Survey banner
The Dataiku Community is moving to a new home! We are temporary in read only mode: LEARN MORE

Scenario - Defining a variable using a computed metric

Solved!
me2
Level 3
Scenario - Defining a variable using a computed metric

Hi, I am having trouble with the right syntax to extract a 'computed metric' from a dataset.

I found a great post that successfully got me to report (output to reporter) a variable with an arbitrary value.  

https://community.dataiku.com/t5/Using-Dataiku/Conditional-execute-of-scenario-step-without-steps-fa...

Now I'm trying to extract a 'computed metric', "records:COUNT_RECORDS" from a dataset.  Dataiku documents this but I can't successfully retrieve the value.

https://doc.dataiku.com/dss/latest/scenarios/variables.html

I modified the syntax for my case

t${filter(parseJson(stepOutput_the_metrics)[‘projID.computed’].computed, x, x.metricId == ‘records:COUNT_RECORDS’)[0].value}

Where projID I got from theURL of my project.

I get the following error when I run the scenario.

java.lang.IllegalArgumentException
Incorrect formula: '${filter(parseJson(stepOutput_the_metrics)[‘projID.computed’].computed, x, x.metricId == ‘records:COUNT_RECORDS’)[0].value}' : Missing number, string, identifier, regex, or parenthesized expression(Parsing error at offset 0), caused by: ParsingException: Missing number, string, identifier, regex, or parenthesized expression(Parsing error at offset 0)

1) How do I correct the formula?

2) In this case, I am only running the computed metrics for one dataset but if this works I would want computed metrics from various data sets.  How would I modify the syntax so I can retrieve the same metrics from different datasets?

Thank you for your time!

0 Kudos
1 Solution
Turribeach

Hi, rthere are few things that you may be doing wrong. Be aware both project ID and dataset ID are case sensitive. I covered more in detail on how to build the formula to extract a metric on this other post:

https://community.dataiku.com/t5/What-s-New/Want-to-Control-the-Execution-of-Scenario-Steps-With-Con...

If you scroll down you will see how to extract the whole JSON and then build the extraction expression step by step.

 

 

View solution in original post

6 Replies
AlexT
Dataiker

Hi,

You can only retrieve the metrics from the dataset computed in the previous step.
If you computed multiple datasets in that step you need to change the "CaMoYxZE_NP" with the respective dataset ID.
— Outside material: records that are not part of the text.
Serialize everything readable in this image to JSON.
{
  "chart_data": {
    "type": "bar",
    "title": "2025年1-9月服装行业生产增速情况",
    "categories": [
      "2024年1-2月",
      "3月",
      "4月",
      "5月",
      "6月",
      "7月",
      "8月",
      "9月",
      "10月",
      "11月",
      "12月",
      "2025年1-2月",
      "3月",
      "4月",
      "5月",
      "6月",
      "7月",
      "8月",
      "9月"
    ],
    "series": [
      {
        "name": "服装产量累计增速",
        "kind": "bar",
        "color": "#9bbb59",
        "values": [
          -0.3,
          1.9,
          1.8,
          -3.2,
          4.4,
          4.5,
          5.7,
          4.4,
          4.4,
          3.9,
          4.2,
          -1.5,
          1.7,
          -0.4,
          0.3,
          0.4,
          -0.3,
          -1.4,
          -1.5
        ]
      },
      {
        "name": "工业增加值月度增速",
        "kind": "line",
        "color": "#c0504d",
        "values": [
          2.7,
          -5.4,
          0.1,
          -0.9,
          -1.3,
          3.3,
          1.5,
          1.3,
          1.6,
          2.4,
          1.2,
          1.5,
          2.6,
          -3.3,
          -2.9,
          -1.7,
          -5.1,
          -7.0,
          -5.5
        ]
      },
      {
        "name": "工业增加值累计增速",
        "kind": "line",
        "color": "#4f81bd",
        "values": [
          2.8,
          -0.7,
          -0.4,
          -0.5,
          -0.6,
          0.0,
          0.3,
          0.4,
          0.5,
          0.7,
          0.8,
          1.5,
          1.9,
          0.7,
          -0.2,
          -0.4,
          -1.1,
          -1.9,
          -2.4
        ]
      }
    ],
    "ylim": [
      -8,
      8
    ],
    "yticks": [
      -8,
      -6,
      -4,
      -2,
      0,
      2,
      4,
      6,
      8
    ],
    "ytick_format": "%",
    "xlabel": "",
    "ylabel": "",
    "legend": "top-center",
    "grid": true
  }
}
toNumber(filter(parseJson(stepOutput_the_metrics)['SECFILLINGS.CaMoYxZE_NP']['computed'], x, x["metricId"]=="basic:COUNT_RECORDS")[0].value)


If you want to retrieve it from other dataset where metrics were not computed in this particular scenario for example you can use : https://community.dataiku.com/t5/Using-Dataiku/Compute-Metrics-using-Python-API/m-p/24763

Thanks,

Thanks,

0 Kudos
me2
Level 3
Author

Thank you @AlexT 

I tried what you recommended and I am getting the following error.

java.lang.Exception
parseJson failed: Missing value at 0 [character 1 line 1]

I made the following changes from your syntax so it can apply to my case:

'SECFILLINGS.CaMoYxZE_NP' changed to 'projectID.datasetname_NP'

Project ID I get from the URL.

Datasetname, I could not locate a "dataset ID" so I've been using the dataset name.  That is also what I see used in the scenario logs.

I noticed your syntax for the metric is using

basic:COUNT_RECORDS

and I had been using

records:COUNT_RECORDS

I tried both and get the same error.

Also, I have the "Evaluate Variable" toggle switch to ON.

Anything else you recommend I try?

Thank you.

0 Kudos
Turribeach

Hi, rthere are few things that you may be doing wrong. Be aware both project ID and dataset ID are case sensitive. I covered more in detail on how to build the formula to extract a metric on this other post:

https://community.dataiku.com/t5/What-s-New/Want-to-Control-the-Execution-of-Scenario-Steps-With-Con...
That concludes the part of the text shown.